- Country: United Kingdom
- Branch: Royal Air Force
- Size: Wing

= No. 41 Wing RAF =

 No. 41 Wing of the Royal Flying Corps (RFC), later the Royal Air Force (RAF), was a division which conducted strategic bombing operations against Germany during the First World War.

== History ==
41 Wing was created on 11 October 1917
under the command of Lieutenant-Colonel Cyril Newall. It was based at Ochey in France. Its initial composition was:
- No. 55 Squadron flying DH.4s
- No. 100 Squadron flying F.E.2b's
- No. 16 (Naval) Squadron flying O/100s.

The wing was subsequently augmented with:
- No. 99 Squadron flying DH4s
- No. 104 Squadron flying DH4s

Preparations for bombing missions started immediately and only six days later two flights of de Havilland aircraft conducted the Flying Corps' first long-range bombing mission. The Burbach iron foundry was hit, as were other buildings and railway lines. A week later Handley Page aircraft of the 41st Wing conducted the first night-time long range operation. Bombing continued into November, until the onset of winter weather.

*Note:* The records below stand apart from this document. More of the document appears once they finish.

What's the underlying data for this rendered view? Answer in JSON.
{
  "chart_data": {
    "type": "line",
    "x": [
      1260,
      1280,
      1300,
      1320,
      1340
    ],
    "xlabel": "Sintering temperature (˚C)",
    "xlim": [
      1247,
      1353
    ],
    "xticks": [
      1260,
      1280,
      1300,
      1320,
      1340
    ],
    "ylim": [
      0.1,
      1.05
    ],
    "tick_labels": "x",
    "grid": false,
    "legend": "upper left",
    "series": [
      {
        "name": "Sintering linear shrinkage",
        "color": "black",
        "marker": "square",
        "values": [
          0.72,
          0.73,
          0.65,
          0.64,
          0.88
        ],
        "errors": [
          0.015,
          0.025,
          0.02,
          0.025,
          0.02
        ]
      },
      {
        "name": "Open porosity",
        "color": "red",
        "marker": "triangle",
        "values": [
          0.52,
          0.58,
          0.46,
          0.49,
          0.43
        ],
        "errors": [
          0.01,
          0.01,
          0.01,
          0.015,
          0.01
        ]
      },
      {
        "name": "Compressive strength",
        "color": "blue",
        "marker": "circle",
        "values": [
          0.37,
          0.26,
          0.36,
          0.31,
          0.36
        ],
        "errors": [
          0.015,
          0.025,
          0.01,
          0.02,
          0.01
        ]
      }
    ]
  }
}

No. 41 Wing was officially elevated to brigade status on 28 December 1917 as the VIII Brigade of the RFC, although the VIII Brigade did not exercise practical command until 1 February 1918. The 41st Wing continued to exist as a subordinate formation of the VIII Brigade and it received a new commanding officer, Lieutenant-Colonel J E A Baldwin.
Two months later on 1 April 1918, with the amalgamation of the RFC and the Royal Naval Air Service (RNAS), it became part of the RAF. Following the creation of the RAF's Independent Air Force, it came under the Independent Air Force's command on 6 June 1918. Following the end of the war it was probably transferred back to the Royal Air Force in the Field and was disbanded on 15 February 1919.